Reps. Wayne Gilchrest and Roscoe Bartlett returned last week from a 13-day trip to Antarctica, where Bartlett said the weather at McMurdo Station was warmer than what greeted them upon his return home.
“It was a very interesting science trip,” said Bartlett, R-Frederick, of what an aide called a “grueling” trip to review science research programs and facilities in Antarctica, Hawaii and Australia’s Great Barrier Reef.
Gilchrest, R-Kennedyville, was not available to discuss the trip, aides said. He and Bartlett were the only two members of Maryland’s congressional delegation to travel during the House’s recess.
The two joined National Science Foundation Director Rita Colwell, House Science Committee Chairman Sherwood Boehlert, R-N.Y., and other members of the committee on the trip, the bulk of which was spent in Antarctica.
At McMurdo Station on the coast, they watched divers collect samples from about 70 feet underwater, learned about fish that produce a kind of antifreeze to keep their blood and tissues from freezing in icy water, and examined volcano strata in the Dry Valleys.
“You wouldn’t think you’d go there to study volcanoes,” Bartlett said, but because glaciers have not covered the valleys with ice, the layers of ash and lava laid down by ancient volcanoes are still visible.
The trip, funded by NSF and the departments of Defense and State, included visits to two of the three permanent American research stations, which are under the committee’s jurisdiction.

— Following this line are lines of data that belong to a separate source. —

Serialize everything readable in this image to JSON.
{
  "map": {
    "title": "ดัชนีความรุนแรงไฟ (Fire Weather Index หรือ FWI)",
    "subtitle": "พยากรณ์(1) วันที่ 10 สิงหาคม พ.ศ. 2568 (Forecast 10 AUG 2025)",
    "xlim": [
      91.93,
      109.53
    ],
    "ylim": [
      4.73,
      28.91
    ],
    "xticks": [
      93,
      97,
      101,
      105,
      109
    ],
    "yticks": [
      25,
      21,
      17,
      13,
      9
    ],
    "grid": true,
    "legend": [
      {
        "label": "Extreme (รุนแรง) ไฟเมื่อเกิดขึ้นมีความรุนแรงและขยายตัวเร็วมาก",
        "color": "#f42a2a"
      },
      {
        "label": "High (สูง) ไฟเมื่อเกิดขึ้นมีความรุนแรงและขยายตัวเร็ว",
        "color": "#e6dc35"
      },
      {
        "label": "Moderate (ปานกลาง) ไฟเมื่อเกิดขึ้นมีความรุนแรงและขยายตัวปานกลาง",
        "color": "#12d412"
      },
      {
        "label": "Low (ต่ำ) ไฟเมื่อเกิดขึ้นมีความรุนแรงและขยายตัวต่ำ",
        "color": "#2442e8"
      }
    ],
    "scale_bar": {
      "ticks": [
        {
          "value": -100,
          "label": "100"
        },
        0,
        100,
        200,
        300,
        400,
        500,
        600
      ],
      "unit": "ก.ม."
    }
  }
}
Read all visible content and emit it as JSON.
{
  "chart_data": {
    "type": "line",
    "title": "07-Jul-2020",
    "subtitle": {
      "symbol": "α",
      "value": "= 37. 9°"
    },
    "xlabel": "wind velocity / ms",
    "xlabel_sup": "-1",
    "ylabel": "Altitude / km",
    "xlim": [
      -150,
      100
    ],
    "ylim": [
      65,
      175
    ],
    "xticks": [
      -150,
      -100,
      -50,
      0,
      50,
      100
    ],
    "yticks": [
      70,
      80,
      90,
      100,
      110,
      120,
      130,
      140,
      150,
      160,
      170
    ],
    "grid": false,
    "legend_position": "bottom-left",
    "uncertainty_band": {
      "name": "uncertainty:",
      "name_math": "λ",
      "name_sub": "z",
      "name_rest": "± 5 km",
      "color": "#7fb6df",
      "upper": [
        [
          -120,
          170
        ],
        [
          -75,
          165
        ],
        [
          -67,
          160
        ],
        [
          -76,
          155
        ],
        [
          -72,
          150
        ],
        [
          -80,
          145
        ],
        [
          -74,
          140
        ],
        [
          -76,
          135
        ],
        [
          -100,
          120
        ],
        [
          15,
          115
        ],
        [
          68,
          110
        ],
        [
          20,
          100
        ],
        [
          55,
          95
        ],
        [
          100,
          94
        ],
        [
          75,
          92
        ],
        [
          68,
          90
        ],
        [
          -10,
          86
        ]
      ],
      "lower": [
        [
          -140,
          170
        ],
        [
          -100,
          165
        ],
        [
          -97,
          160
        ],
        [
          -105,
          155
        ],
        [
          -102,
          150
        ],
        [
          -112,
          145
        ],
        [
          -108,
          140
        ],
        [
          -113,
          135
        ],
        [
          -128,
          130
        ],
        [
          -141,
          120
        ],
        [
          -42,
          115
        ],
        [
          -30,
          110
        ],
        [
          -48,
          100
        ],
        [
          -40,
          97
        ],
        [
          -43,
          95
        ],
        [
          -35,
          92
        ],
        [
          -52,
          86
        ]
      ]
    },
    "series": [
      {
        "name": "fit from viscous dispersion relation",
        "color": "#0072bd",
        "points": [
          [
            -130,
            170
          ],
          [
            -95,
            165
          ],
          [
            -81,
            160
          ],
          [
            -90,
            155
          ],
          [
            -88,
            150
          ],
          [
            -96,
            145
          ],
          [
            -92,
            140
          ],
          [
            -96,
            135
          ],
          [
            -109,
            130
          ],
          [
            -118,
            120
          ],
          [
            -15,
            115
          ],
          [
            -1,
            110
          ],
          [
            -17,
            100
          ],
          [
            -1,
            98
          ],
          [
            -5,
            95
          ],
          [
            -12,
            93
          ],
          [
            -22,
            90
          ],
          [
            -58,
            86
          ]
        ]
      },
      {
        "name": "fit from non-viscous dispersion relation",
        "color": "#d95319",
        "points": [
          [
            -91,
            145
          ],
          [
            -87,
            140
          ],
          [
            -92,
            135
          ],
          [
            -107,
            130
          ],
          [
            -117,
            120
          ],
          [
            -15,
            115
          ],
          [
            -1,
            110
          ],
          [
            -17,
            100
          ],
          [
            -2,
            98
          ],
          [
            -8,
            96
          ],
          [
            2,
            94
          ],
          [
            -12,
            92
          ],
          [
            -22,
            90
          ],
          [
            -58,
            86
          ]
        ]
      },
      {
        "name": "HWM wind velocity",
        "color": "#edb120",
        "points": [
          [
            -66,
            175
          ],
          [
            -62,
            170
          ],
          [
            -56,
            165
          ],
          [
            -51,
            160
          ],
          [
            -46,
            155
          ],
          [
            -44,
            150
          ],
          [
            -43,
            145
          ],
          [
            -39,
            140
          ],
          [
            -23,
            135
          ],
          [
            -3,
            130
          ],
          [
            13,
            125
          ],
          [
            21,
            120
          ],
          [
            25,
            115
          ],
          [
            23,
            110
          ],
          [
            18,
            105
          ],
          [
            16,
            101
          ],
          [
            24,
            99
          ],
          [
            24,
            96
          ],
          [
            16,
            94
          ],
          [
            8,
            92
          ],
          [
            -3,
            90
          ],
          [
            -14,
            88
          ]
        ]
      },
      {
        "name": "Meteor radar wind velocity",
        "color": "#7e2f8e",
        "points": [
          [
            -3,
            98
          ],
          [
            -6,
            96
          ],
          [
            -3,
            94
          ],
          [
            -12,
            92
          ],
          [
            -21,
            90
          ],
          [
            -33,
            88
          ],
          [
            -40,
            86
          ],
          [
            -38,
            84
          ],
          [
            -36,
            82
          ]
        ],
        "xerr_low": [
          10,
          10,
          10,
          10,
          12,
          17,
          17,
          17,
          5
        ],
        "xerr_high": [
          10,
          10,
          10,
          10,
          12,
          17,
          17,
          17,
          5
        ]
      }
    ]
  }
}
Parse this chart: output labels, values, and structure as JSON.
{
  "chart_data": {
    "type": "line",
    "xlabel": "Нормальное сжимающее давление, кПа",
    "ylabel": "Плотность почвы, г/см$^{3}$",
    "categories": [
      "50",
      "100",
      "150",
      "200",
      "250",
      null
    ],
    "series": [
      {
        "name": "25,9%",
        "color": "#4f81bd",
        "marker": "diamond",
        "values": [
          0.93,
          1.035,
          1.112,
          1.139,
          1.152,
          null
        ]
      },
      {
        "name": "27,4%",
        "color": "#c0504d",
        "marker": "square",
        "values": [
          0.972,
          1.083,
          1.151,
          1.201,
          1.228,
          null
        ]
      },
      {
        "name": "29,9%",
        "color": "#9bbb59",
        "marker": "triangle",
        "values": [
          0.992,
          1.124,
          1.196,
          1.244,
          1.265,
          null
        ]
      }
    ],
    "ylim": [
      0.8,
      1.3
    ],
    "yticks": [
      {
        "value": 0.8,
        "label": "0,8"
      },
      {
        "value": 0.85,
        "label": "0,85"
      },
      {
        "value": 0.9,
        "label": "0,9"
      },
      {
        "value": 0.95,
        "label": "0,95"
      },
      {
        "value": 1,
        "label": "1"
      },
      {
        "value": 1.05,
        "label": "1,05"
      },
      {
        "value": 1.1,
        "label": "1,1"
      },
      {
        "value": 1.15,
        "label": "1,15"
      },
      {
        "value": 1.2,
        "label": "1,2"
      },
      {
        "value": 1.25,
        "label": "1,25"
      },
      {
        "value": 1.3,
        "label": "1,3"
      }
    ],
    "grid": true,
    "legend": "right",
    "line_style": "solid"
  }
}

The U.S. Antarctic Program receives $250 million a year in funding and hosts an average population of 650 scientists, committee spokeswoman Heidi Tringe said. That funding supports McMurdo and the South Pole’s Amundsen-Scott station, as well as Palmer just off the Antarctic Peninsula and several nonpermanent stations. Tringe said a new $150 million station at the pole is under construction.
Bartlett defended the funding, saying that the United States spends proportionally less on research than other developed countries.
If you double what we spend you’d never know it. It’s such a tiny part of our budget,” he said.
With Congress just starting appropriations for fiscal 2004, Bartlett said he hopes that those who went on the trip will act as missionaries to the rest of Congress.
“Education is expensive, but ignorance is even more expensive,” he said.
Tringe said the Antarctic stations are useful to astronomers, biologists, and earth scientists, in particular.
“Some of the research can only be done at the South Pole — it’s the best place in the world for radio astronomy,” Bartlett said. The nearly two-mile- high elevation and the clean, dry air make it “almost as good as space,” he said.
While he enjoyed the trip, including brief stays in Hawaii and Australia, Bartlett said he was “glad to be back” — even if the weather was no warmer at home.